There are three kinds of speech-recognition
systems:
The first system contains a big vocabulary, but it can only
understand one user. This system is mainly used in the
computerprograms people can buy.
The second system can understand all users, but it only has a limited
vocabulary. This is the system phone-information-services use.
The third system uses a very small vocabulary, only a few hundred
words, and it is used in difficult circumstances: in the car, in a
crowded room... These are the situations where the user isn't in front
of a microphone. It could be used for voice-controlled (car-)stereo's,
mobile phones etc...
Older speech-recognition programs use a technique named
'template matching'.
The computer uses a complete acoustic library: every word has to be
spoken and recorded before it can be recognized. When a word is
spoken, the computer searches for the pattern of the recorded words
that resembles the word that has to be recognized. This technique
works, but only if all the words are spoken with pauses (discrete
speech) and only with a small vocabulary.
For fluid speech, we need another technique.

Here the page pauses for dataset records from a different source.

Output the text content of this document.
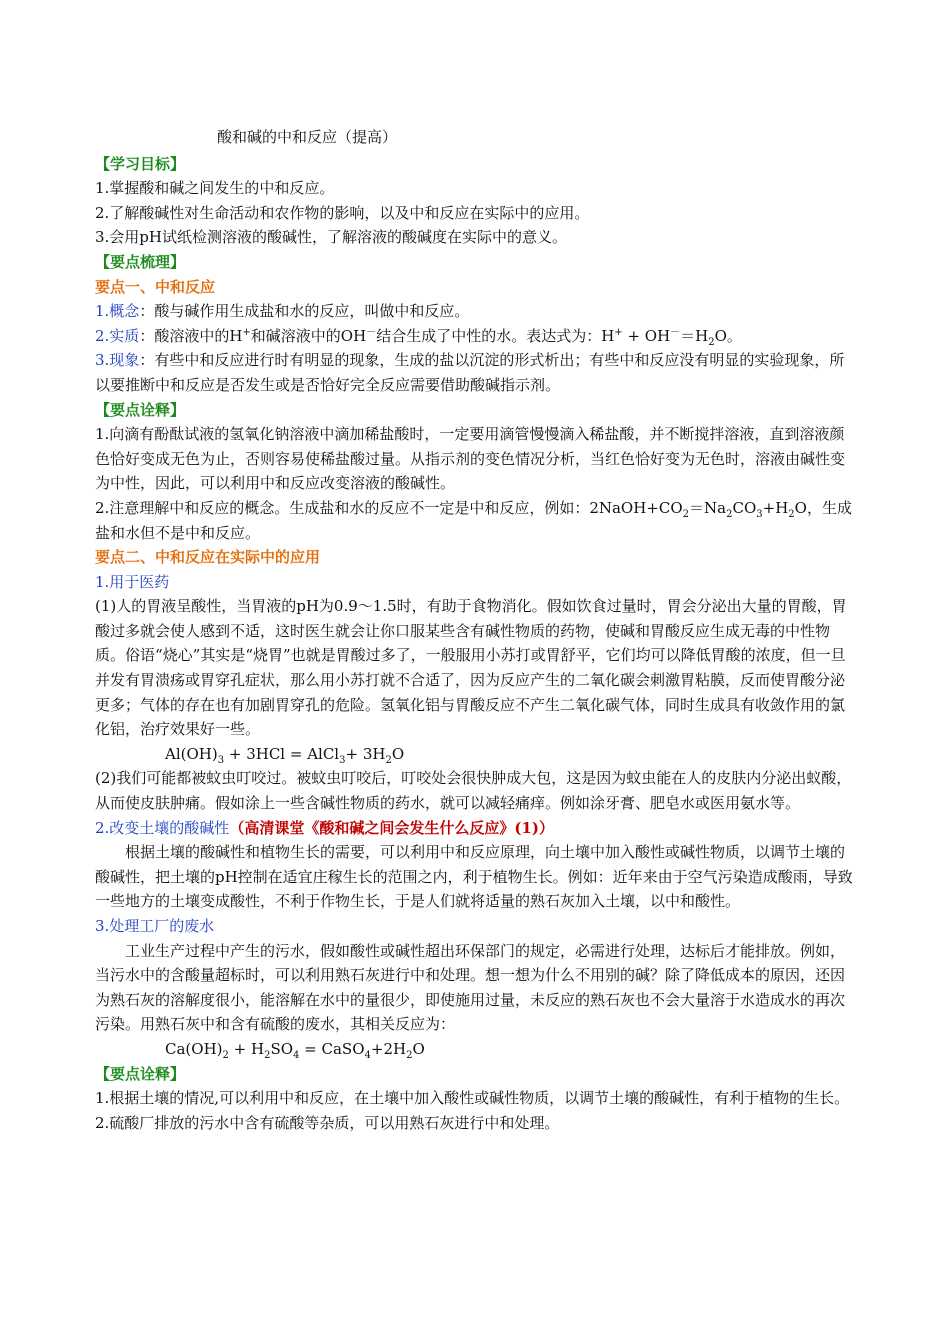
酸和碱的中和反应（提高）

【学习目标】

1.掌握酸和碱之间发生的中和反应。

2.了解酸碱性对生命活动和农作物的影响，以及中和反应在实际中的应用。

3.会用pH试纸检测溶液的酸碱性，了解溶液的酸碱度在实际中的意义。

【要点梳理】

要点一、中和反应

1.概念：酸与碱作用生成盐和水的反应，叫做中和反应。

2.实质：酸溶液中的H+和碱溶液中的OH－结合生成了中性的水。表达式为：$H^+ + OH^-=H_2O$。

3.现象：有些中和反应进行时有明显的现象，生成的盐以沉淀的形式析出；有些中和反应没有明显的实验现象，所以要推断中和反应是否发生或是否恰好完全反应需要借助酸碱指示剂。

【要点诠释】

1.向滴有酚酞试液的氢氧化钠溶液中滴加稀盐酸时，一定要用滴管慢慢滴入稀盐酸，并不断搅拌溶液，直到溶液颜色恰好变成无色为止，否则容易使稀盐酸过量。从指示剂的变色情况分析，当红色恰好变为无色时，溶液由碱性变为中性，因此，可以利用中和反应改变溶液的酸碱性。

2.注意理解中和反应的概念。生成盐和水的反应不一定是中和反应，例如：$2NaOH+CO_2=Na_2CO_3+H_2O$，生成盐和水但不是中和反应。

要点二、中和反应在实际中的应用

1.用于医药

(1)人的胃液呈酸性，当胃液的pH为0.9～1.5时，有助于食物消化。假如饮食过量时，胃会分泌出大量的胃酸，胃酸过多就会使人感到不适，这时医生就会让你口服某些含有碱性物质的药物，使碱和胃酸反应生成无毒的中性物质。俗语“烧心”其实是“烧胃”也就是胃酸过多了，一般服用小苏打或胃舒平，它们均可以降低胃酸的浓度，但一旦并发有胃溃疡或胃穿孔症状，那么用小苏打就不合适了，因为反应产生的二氧化碳会刺激胃粘膜，反而使胃酸分泌更多；气体的存在也有加剧胃穿孔的危险。氢氧化铝与胃酸反应不产生二氧化碳气体，同时生成具有收敛作用的氯化铝，治疗效果好一些。

$Al(OH)_3 + 3HCl$ = AlCl$_3$+ $3H_2O$

(2)我们可能都被蚊虫叮咬过。被蚊虫叮咬后，叮咬处会很快肿成大包，这是因为蚊虫能在人的皮肤内分泌出蚁酸，从而使皮肤肿痛。假如涂上一些含碱性物质的药水，就可以减轻痛痒。例如涂牙膏、肥皂水或医用氨水等。

2.改变土壤的酸碱性（高清课堂《酸和碱之间会发生什么反应》(1)）

根据土壤的酸碱性和植物生长的需要，可以利用中和反应原理，向土壤中加入酸性或碱性物质，以调节土壤的酸碱性，把土壤的pH控制在适宜庄稼生长的范围之内，利于植物生长。例如：近年来由于空气污染造成酸雨，导致一些地方的土壤变成酸性，不利于作物生长，于是人们就将适量的熟石灰加入土壤，以中和酸性。

3.处理工厂的废水

工业生产过程中产生的污水，假如酸性或碱性超出环保部门的规定，必需进行处理，达标后才能排放。例如，当污水中的含酸量超标时，可以利用熟石灰进行中和处理。想一想为什么不用别的碱？除了降低成本的原因，还因为熟石灰的溶解度很小，能溶解在水中的量很少，即使施用过量，未反应的熟石灰也不会大量溶于水造成水的再次污染。用熟石灰中和含有硫酸的废水，其相关反应为：

$Ca(OH)_2 + H_2SO_4$ = $CaSO_4+2H_2O$

【要点诠释】

1.根据土壤的情况,可以利用中和反应，在土壤中加入酸性或碱性物质，以调节土壤的酸碱性，有利于植物的生长。

2.硫酸厂排放的污水中含有硫酸等杂质，可以用熟石灰进行中和处理。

Modern programs first make a phonetic portrait of the
user.
If that user speaks, the computer converts the speech into 'vectors',
which are compared with the phonetic words that are in it's
database.
Result increase if the computer uses a 'language model': a set of
simple rules which are used to deduct what is most likely said.
For example: the computer knows that after 'I won't' in most cases a
verb will follow. The computer can also consider the subject of the
text, and deduct what words will probably be used. This type of
speech-recognition only has a fault-rate of about 5 percent.